Le peuple invisible des images

Le regard reste certes aux aguets. Mais là où la vision est empêchée, là où il n’y a plus rien à voir, faut-il crier à l’iconoclasme ? Loin de déchanter, l’absence de la moindre image nous rend plutôt attentifs à tout ce qui se trame dans le hors-champ, autour des marges de l’écran. Tout effet est bon à qui sait s’y prendre. Et c’est peut-être là que se joue quelque chose de Foyer qui ne relève ni tout à fait du documentaire, ni tout à fait de la fiction. Confronté à la relativité du pouvoir de voir, le documentaire ne peut pas tout filmer. La fiction, au contraire, fait « comme si » tout était filmable. En laissant la parole s’installer sur l’écran, le geste d’Ismail Bahri touche au réel filmique, comme à ce qui n’est pas maîtrisable. La dimension expérimentale de Foyer prend ici tout son sens.

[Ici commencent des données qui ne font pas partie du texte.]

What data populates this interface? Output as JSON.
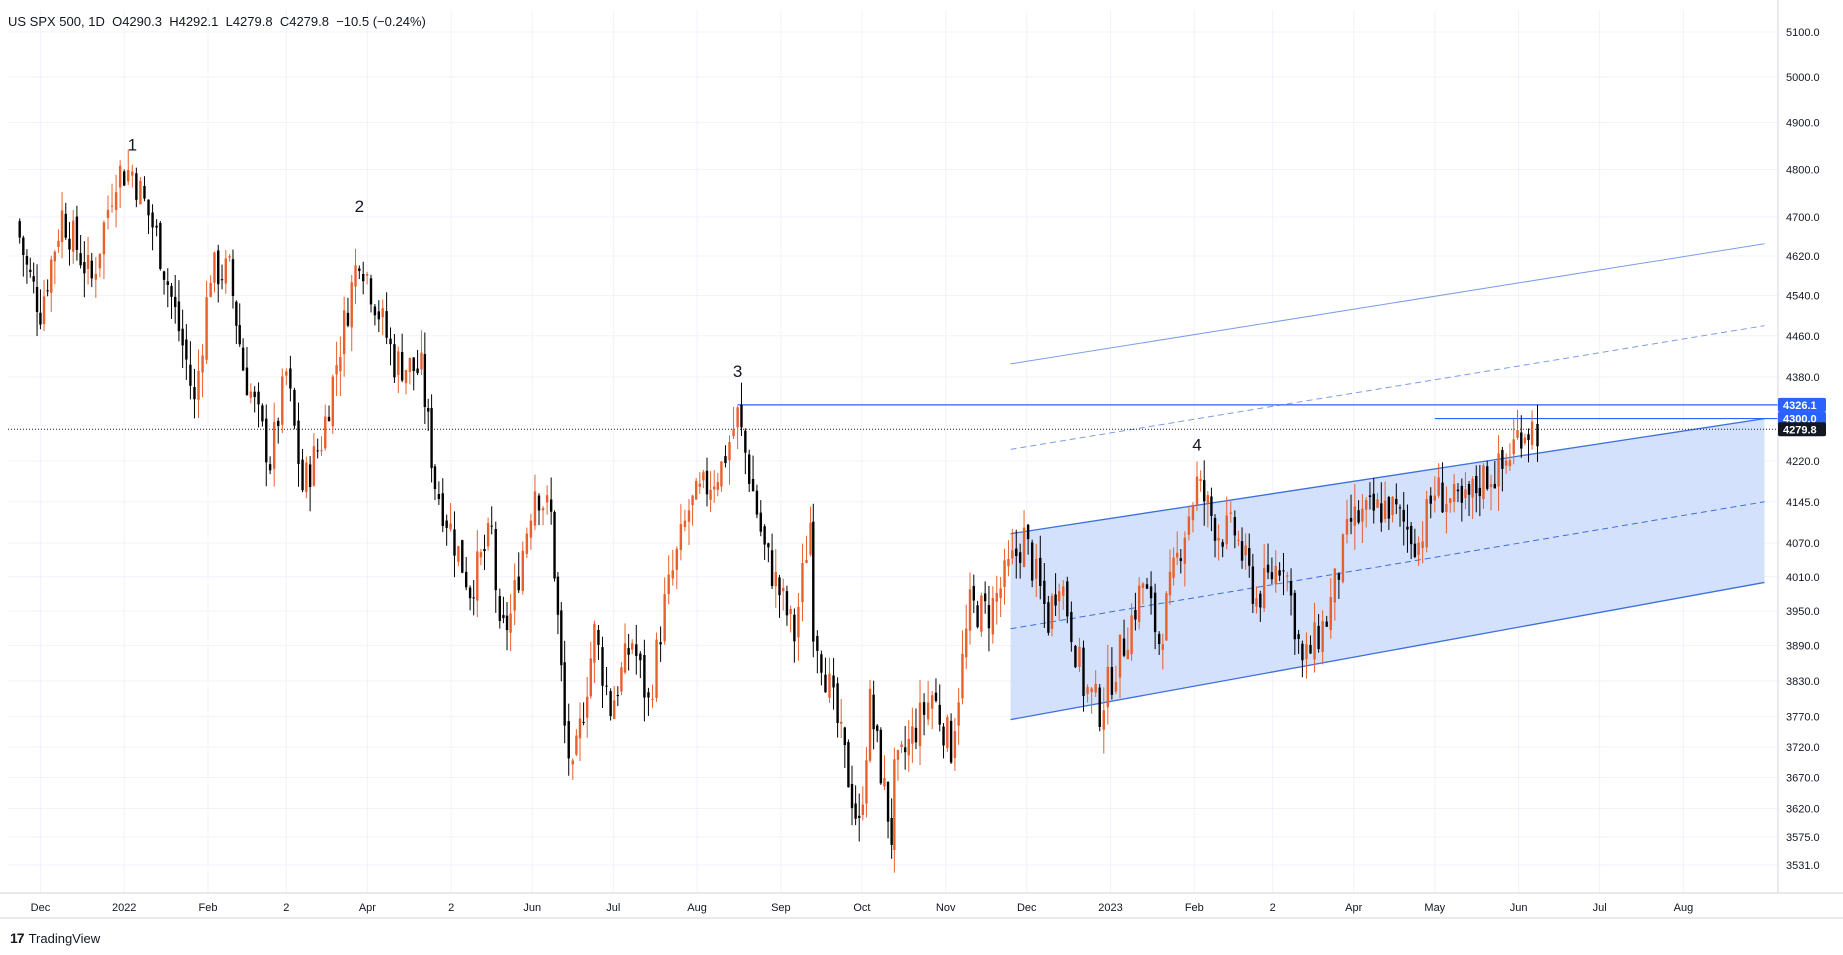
{
  "header": {
    "symbol": "US SPX 500",
    "interval": "1D",
    "open": "O4290.3",
    "high": "H4292.1",
    "low": "L4279.8",
    "close": "C4279.8",
    "change": "−10.5 (−0.24%)"
  },
  "brand": {
    "name": "TradingView"
  },
  "colors": {
    "up": "#f7525f",
    "down": "#000000",
    "channel": "#3c6fdc",
    "channel_fill": "#cddcfb",
    "grid": "#f0f3fa"
  },
  "chart_data": {
    "type": "candlestick",
    "y_axis": {
      "ticks": [
        "5100.0",
        "5000.0",
        "4900.0",
        "4800.0",
        "4700.0",
        "4620.0",
        "4540.0",
        "4460.0",
        "4380.0",
        "4220.0",
        "4145.0",
        "4070.0",
        "4010.0",
        "3950.0",
        "3890.0",
        "3830.0",
        "3770.0",
        "3720.0",
        "3670.0",
        "3620.0",
        "3575.0",
        "3531.0"
      ],
      "scale": "log",
      "range": [
        3490,
        5150
      ]
    },
    "x_axis": {
      "labels": [
        "Dec",
        "2022",
        "Feb",
        "2",
        "Apr",
        "2",
        "Jun",
        "Jul",
        "Aug",
        "Sep",
        "Oct",
        "Nov",
        "Dec",
        "2023",
        "Feb",
        "2",
        "Apr",
        "May",
        "Jun",
        "Jul",
        "Aug"
      ]
    },
    "price_labels": [
      {
        "value": 4326.1,
        "text": "4326.1",
        "color": "#2962ff"
      },
      {
        "value": 4300.0,
        "text": "4300.0",
        "color": "#2962ff"
      },
      {
        "value": 4279.8,
        "text": "4279.8",
        "color": "#131722"
      }
    ],
    "wave_labels": [
      "1",
      "2",
      "3",
      "4"
    ],
    "series": [
      {
        "name": "US SPX 500",
        "path": [
          [
            "2021-11-22",
            4690
          ],
          [
            "2021-11-26",
            4595
          ],
          [
            "2021-12-01",
            4513
          ],
          [
            "2021-12-09",
            4705
          ],
          [
            "2021-12-20",
            4570
          ],
          [
            "2021-12-29",
            4793
          ],
          [
            "2022-01-04",
            4796
          ],
          [
            "2022-01-13",
            4660
          ],
          [
            "2022-01-24",
            4410
          ],
          [
            "2022-01-27",
            4325
          ],
          [
            "2022-02-02",
            4590
          ],
          [
            "2022-02-09",
            4587
          ],
          [
            "2022-02-14",
            4400
          ],
          [
            "2022-02-24",
            4220
          ],
          [
            "2022-03-02",
            4386
          ],
          [
            "2022-03-08",
            4170
          ],
          [
            "2022-03-15",
            4260
          ],
          [
            "2022-03-29",
            4630
          ],
          [
            "2022-04-11",
            4410
          ],
          [
            "2022-04-21",
            4390
          ],
          [
            "2022-04-26",
            4180
          ],
          [
            "2022-05-09",
            3990
          ],
          [
            "2022-05-17",
            4088
          ],
          [
            "2022-05-20",
            3901
          ],
          [
            "2022-05-24",
            3941
          ],
          [
            "2022-06-02",
            4176
          ],
          [
            "2022-06-08",
            4117
          ],
          [
            "2022-06-13",
            3750
          ],
          [
            "2022-06-16",
            3666
          ],
          [
            "2022-06-24",
            3911
          ],
          [
            "2022-06-30",
            3785
          ],
          [
            "2022-07-08",
            3899
          ],
          [
            "2022-07-14",
            3790
          ],
          [
            "2022-07-20",
            3960
          ],
          [
            "2022-07-29",
            4130
          ],
          [
            "2022-08-10",
            4210
          ],
          [
            "2022-08-16",
            4305
          ],
          [
            "2022-08-26",
            4057
          ],
          [
            "2022-09-06",
            3908
          ],
          [
            "2022-09-12",
            4110
          ],
          [
            "2022-09-13",
            3932
          ],
          [
            "2022-09-22",
            3757
          ],
          [
            "2022-09-30",
            3585
          ],
          [
            "2022-10-04",
            3790
          ],
          [
            "2022-10-12",
            3577
          ],
          [
            "2022-10-13",
            3669
          ],
          [
            "2022-10-21",
            3752
          ],
          [
            "2022-10-27",
            3807
          ],
          [
            "2022-11-03",
            3720
          ],
          [
            "2022-11-10",
            3956
          ],
          [
            "2022-11-17",
            3946
          ],
          [
            "2022-11-30",
            4080
          ],
          [
            "2022-12-09",
            3934
          ],
          [
            "2022-12-13",
            4019
          ],
          [
            "2022-12-22",
            3822
          ],
          [
            "2022-12-28",
            3783
          ],
          [
            "2023-01-06",
            3895
          ],
          [
            "2023-01-13",
            3999
          ],
          [
            "2023-01-19",
            3898
          ],
          [
            "2023-01-27",
            4070
          ],
          [
            "2023-02-02",
            4179
          ],
          [
            "2023-02-10",
            4090
          ],
          [
            "2023-02-16",
            4090
          ],
          [
            "2023-02-24",
            3970
          ],
          [
            "2023-03-06",
            4048
          ],
          [
            "2023-03-13",
            3855
          ],
          [
            "2023-03-22",
            3936
          ],
          [
            "2023-03-31",
            4109
          ],
          [
            "2023-04-14",
            4138
          ],
          [
            "2023-04-25",
            4071
          ],
          [
            "2023-05-01",
            4167
          ],
          [
            "2023-05-11",
            4130
          ],
          [
            "2023-05-19",
            4191
          ],
          [
            "2023-05-26",
            4205
          ],
          [
            "2023-06-02",
            4282
          ],
          [
            "2023-06-06",
            4283
          ],
          [
            "2023-06-08",
            4279.8
          ]
        ]
      }
    ],
    "annotations": {
      "channel_upper": [
        [
          "2022-11-25",
          4087
        ],
        [
          "2023-08-31",
          4300
        ]
      ],
      "channel_lower": [
        [
          "2022-11-25",
          3765
        ],
        [
          "2023-08-31",
          4000
        ]
      ],
      "channel_mid": [
        [
          "2022-11-25",
          3919
        ],
        [
          "2023-08-31",
          4145
        ]
      ],
      "upper_line": [
        [
          "2022-11-25",
          4405
        ],
        [
          "2023-08-31",
          4645
        ]
      ],
      "upper_dashed": [
        [
          "2022-11-25",
          4242
        ],
        [
          "2023-08-31",
          4480
        ]
      ],
      "hline_4326": {
        "value": 4326.1,
        "from": "2022-08-16"
      },
      "hline_4300": {
        "value": 4300.0,
        "from": "2023-05-01"
      },
      "last_price_line": 4279.8,
      "wave_points": [
        [
          "2022-01-04",
          4840
        ],
        [
          "2022-03-29",
          4710
        ],
        [
          "2022-08-16",
          4380
        ],
        [
          "2023-02-02",
          4240
        ]
      ]
    }
  }
}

C’est dire que le film se peuplant de ces voix fonctionne, chemin faisant, comme un documentaire sur sa propre fabrique. Comme quoi, de peupler un film à filmer un peuple, il n’y a qu’un pas. Ce pas, le vidéaste le franchit dès que le vent de l’image se lève.

D’un geste à l’autre, la conséquence est sans doute bonne. Et ce qu’il y a de singulier dans le travail d’Ismail Bahri, c’est la rencontre de la projection physique du film et celle, mentale, du spectateur. Entre ces deux types de projection, Foyer met l’oreille au volant de l’image. Il est certes impossible, au cinéma, de tout voir. Hors-champ oblige, il manque toujours une ou deux images. Mais là, on n’a pas besoin de se frotter les yeux pour comprendre qu’on peut sortir du spectacle autrement que par le spectaculaire. Même s’il ne formule pas la question en ces termes-là, le film d’Ismail Bahri nous permet de le penser. Au lieu de dépeupler l’image en noyant un essaim de regards dans un écran noir, à la manière de Guy Debord, le vidéaste cultive les virtualités de ce qu’il nomme un « cinéma à blanc ». Car en faisant confiance au vent, le geste expérimental a toutes les chances de se faire le foyer même des « sans-abri » de l’image. Et c’est peut-être là que réside alors la politique oblique de Foyer.